Sacramentaire de Charles le Chauve
Page de titre avec lettre ornée
École du Palais de Charles le Chauve, vers 869-870
BnF, Manuscrits, Latin 1141 fol. 1
Le manuscrit est copié sur du parchemin,
support qui a remplacé le papyrus au Moyen Âge. Il débute
par une page de titre que marque une grande initiale ornée, ici
la lettre I. La formule latine précise que le sacramentaire a été composé par
le pape saint Grégoire, selon le rite romain dont elle donne l'ordonnancement.
Cette page de titre, appelée incipit d'après le premier mot du titre des formules latines, renferme l'intitulé de l'ouvrage, Incipit liber sacramentorum de circulo anni a sancto Gregorio papa romano editus, et le début de l'Ordo missae, sorte de guide abrégé pour la célébration de l'avant-messe suivant le rit romain. Selon le titre, ce sacramentaire aurait été rédigé ("editus") par le pape Grégoire le Grand (590-604). Cette attribution posthume n'est attestée qu'à la fin du VIIIe siècle et due à l'action de Charlemagne. Soucieux d'unifier ses territoires par des pratiques religieuses communes, le roi des Francs souhaite réformer la liturgie sur le modèle romain et mettre à disposition de son clergé les livres nécessaires au culte. Il demande au pape Hadrien Ier (772-795) de lui envoyer, parmi d'autres livres liturgiques, un sacramentaire strictement romain. Dans la réponse qu'il envoie à Charlemagne entre 784 et 791, le pape indique que l'exemplaire qu'il lui a fait parvenir par l'intermédiaire de l'abbé Jean de Ravenne est un "sacramentaire arrangé (disposito) par Grégoire". Cependant, si ce dernier a joué un rôle certain dans la composition du livre, l'exemplaire envoyé à Charlemagne renferme des additions postérieures à la mort de Grégoire, correspondant aux usages liturgiques en cours à Rome à la fin du VIIIe siècle. Ce sont ainsi les copistes carolingiens qui ont interprété les propos d'Hadrien, en attribuant à Grégoire la pleine paternité de l'ouvrage.
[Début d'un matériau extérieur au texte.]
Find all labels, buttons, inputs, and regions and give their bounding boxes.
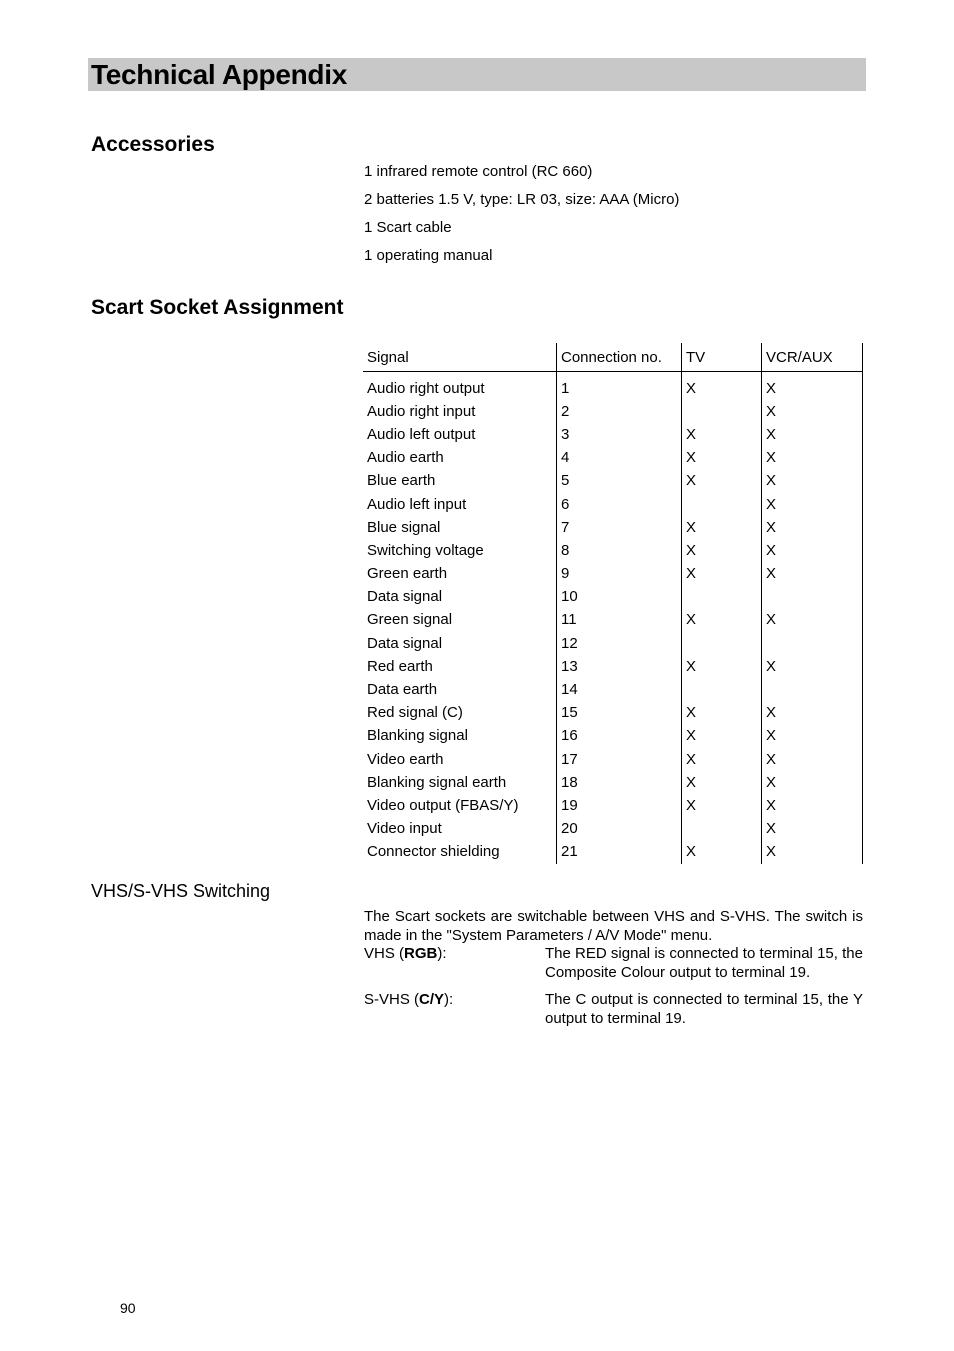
table-row: [363, 748, 863, 771]
cell-vcr: X: [762, 702, 863, 725]
cell-vcr: X: [762, 794, 863, 817]
cell-signal: Audio left input: [367, 495, 467, 513]
cell-signal: Red earth: [367, 657, 433, 675]
cell-vcr: X: [762, 609, 863, 632]
cell-signal: Switching voltage: [367, 541, 484, 559]
cell-tv: X: [682, 771, 762, 794]
table-header-row: [363, 343, 863, 372]
cell-vcr: X: [762, 447, 863, 470]
table-row: [363, 563, 863, 586]
page-title: Technical Appendix: [91, 59, 347, 90]
list-item: 2 batteries 1.5 V, type: LR 03, size: AAA (Micro): [364, 191, 680, 208]
page-number: 90: [120, 1300, 136, 1316]
cell-vcr: [762, 632, 863, 655]
cell-signal: Blue signal: [367, 518, 441, 536]
cell-connection: 21: [557, 841, 682, 864]
page-title-bar: [88, 58, 866, 91]
mode-label: S-VHS (C/Y):: [364, 991, 454, 1008]
cell-vcr: [762, 678, 863, 701]
table-row: [363, 725, 863, 748]
cell-signal: Data signal: [367, 588, 443, 606]
cell-signal: Audio left output: [367, 425, 476, 443]
cell-tv: X: [682, 539, 762, 562]
cell-vcr: X: [762, 400, 863, 423]
scart-table-body: [363, 372, 863, 864]
mode-row-vhs: [364, 945, 863, 982]
cell-tv: X: [682, 563, 762, 586]
cell-vcr: X: [762, 725, 863, 748]
cell-connection: 16: [557, 725, 682, 748]
mode-description: The C output is connected to terminal 15, the Y output to terminal 19.: [545, 991, 863, 1027]
accessories-list: [364, 163, 679, 275]
cell-tv: X: [682, 423, 762, 446]
cell-tv: X: [682, 702, 762, 725]
cell-connection: 15: [557, 702, 682, 725]
table-row: [363, 771, 863, 794]
cell-tv: X: [682, 725, 762, 748]
accessories-heading: Accessories: [91, 133, 215, 156]
column-header-tv: TV: [682, 343, 762, 372]
table-row: [363, 655, 863, 678]
cell-connection: 17: [557, 748, 682, 771]
cell-signal: Video input: [367, 820, 442, 838]
column-header-signal: Signal: [363, 343, 557, 372]
cell-tv: X: [682, 841, 762, 864]
cell-connection: 18: [557, 771, 682, 794]
cell-connection: 6: [557, 493, 682, 516]
cell-connection: 3: [557, 423, 682, 446]
cell-vcr: [762, 586, 863, 609]
cell-vcr: X: [762, 841, 863, 864]
cell-tv: [682, 632, 762, 655]
table-row: [363, 372, 863, 401]
list-item: 1 infrared remote control (RC 660): [364, 163, 593, 180]
table-row: [363, 470, 863, 493]
cell-signal: Red signal (C): [367, 704, 463, 722]
cell-connection: 4: [557, 447, 682, 470]
cell-signal: Video output (FBAS/Y): [367, 796, 519, 814]
cell-tv: [682, 678, 762, 701]
cell-connection: 1: [557, 372, 682, 401]
table-row: [363, 447, 863, 470]
table-row: [363, 493, 863, 516]
cell-tv: X: [682, 447, 762, 470]
cell-vcr: X: [762, 372, 863, 401]
scart-heading: Scart Socket Assignment: [91, 296, 344, 319]
cell-vcr: X: [762, 748, 863, 771]
cell-connection: 2: [557, 400, 682, 423]
cell-vcr: X: [762, 493, 863, 516]
cell-tv: [682, 586, 762, 609]
cell-signal: Data earth: [367, 681, 438, 699]
table-row: [363, 423, 863, 446]
cell-vcr: X: [762, 423, 863, 446]
cell-connection: 20: [557, 818, 682, 841]
table-row: [363, 539, 863, 562]
column-header-connection: Connection no.: [557, 343, 682, 372]
cell-vcr: X: [762, 563, 863, 586]
cell-connection: 11: [557, 609, 682, 632]
cell-vcr: X: [762, 655, 863, 678]
cell-signal: Blanking signal: [367, 727, 468, 745]
cell-connection: 14: [557, 678, 682, 701]
cell-connection: 10: [557, 586, 682, 609]
mode-label: VHS (RGB):: [364, 945, 447, 962]
table-row: [363, 400, 863, 423]
table-row: [363, 516, 863, 539]
cell-tv: X: [682, 655, 762, 678]
cell-vcr: X: [762, 470, 863, 493]
vhs-heading: VHS/S-VHS Switching: [91, 881, 271, 901]
cell-vcr: X: [762, 516, 863, 539]
cell-signal: Video earth: [367, 750, 444, 768]
cell-signal: Connector shielding: [367, 843, 500, 861]
table-row: [363, 818, 863, 841]
cell-tv: X: [682, 470, 762, 493]
vhs-modes: [364, 945, 863, 1037]
cell-connection: 9: [557, 563, 682, 586]
cell-tv: X: [682, 609, 762, 632]
cell-vcr: X: [762, 771, 863, 794]
table-row: [363, 609, 863, 632]
vhs-intro: The Scart sockets are switchable between VHS and S-VHS. The switch is made in the "System Parameters / A/V Mode" menu.: [364, 908, 863, 944]
cell-connection: 8: [557, 539, 682, 562]
cell-tv: [682, 400, 762, 423]
table-row: [363, 702, 863, 725]
list-item: 1 Scart cable: [364, 219, 452, 236]
table-row: [363, 632, 863, 655]
cell-vcr: X: [762, 818, 863, 841]
cell-signal: Green earth: [367, 565, 448, 583]
cell-tv: X: [682, 748, 762, 771]
cell-signal: Audio earth: [367, 449, 444, 467]
cell-tv: [682, 493, 762, 516]
cell-connection: 13: [557, 655, 682, 678]
table-row: [363, 794, 863, 817]
cell-connection: 19: [557, 794, 682, 817]
mode-row-svhs: [364, 991, 863, 1028]
table-row: [363, 586, 863, 609]
cell-connection: 5: [557, 470, 682, 493]
cell-signal: Blue earth: [367, 472, 436, 490]
cell-signal: Blanking signal earth: [367, 773, 507, 791]
cell-signal: Green signal: [367, 611, 453, 629]
column-header-vcr: VCR/AUX: [762, 343, 863, 372]
cell-vcr: X: [762, 539, 863, 562]
cell-connection: 7: [557, 516, 682, 539]
cell-signal: Data signal: [367, 634, 443, 652]
cell-signal: Audio right output: [367, 379, 485, 397]
mode-description: The RED signal is connected to terminal 15, the Composite Colour output to terminal 19.: [545, 945, 863, 981]
scart-table: [363, 343, 863, 864]
table-row: [363, 678, 863, 701]
cell-tv: X: [682, 794, 762, 817]
cell-signal: Audio right input: [367, 402, 476, 420]
cell-tv: [682, 818, 762, 841]
list-item: 1 operating manual: [364, 247, 493, 264]
cell-connection: 12: [557, 632, 682, 655]
cell-tv: X: [682, 372, 762, 401]
cell-tv: X: [682, 516, 762, 539]
table-row: [363, 841, 863, 864]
La mention "papa romano" et l'indication "qualiter missa romana celebratur" montrent bien qu'en faisant adopter le sacramentaire de type romain dans les églises franques, Charlemagne se réclamait ainsi de modèles prestigieux et prêtait une allégeance spirituelle à la papauté.
Lettre ornée et titre en capitales
Transcrit en lettres capitales alternativement dorées, vertes et rouges, émaillées de nombreuses abréviations, le titre est introduit par une lettre ornée d'entrelacs franco-saxons et pourvue d'une terminaison végétale. Les motifs tressés qui garnissent le corps de la lettre sont également d'inspiration franco-saxonne. D'origine insulaire, ces motifs étaient très répandus dans les scriptoria carolingiens, ces ateliers de copie où circulaient de nombreux manuscrits importés de Grande-Bretagne.
Les cotes de l'ouvrage
En haut de la page ont été reportées les anciennes cotes du manuscrit : le chiffre "1844" correspond à la cote de la bibliothèque de Colbert, qui l'a acheté en 1675 avec les livres faisant partie de la succession d'un académicien et collectionneur parisien, Jean Ballesdens, tandis que "Regius 4210 2.2" est l'ancienne cote de la Bibliothèque du Roi, qui s'est enrichie en 1732 des 8000 volumes ayant appartenu à Colbert. Enfin, le chiffre "1141" correspond au numéro de rangement actuel du volume dans le fonds latin.
Comme le veut l'usage, l'estampille de la Bibliothèque royale a été apposée sur cette première page, lors de l'entrée du manuscrit dans les collections.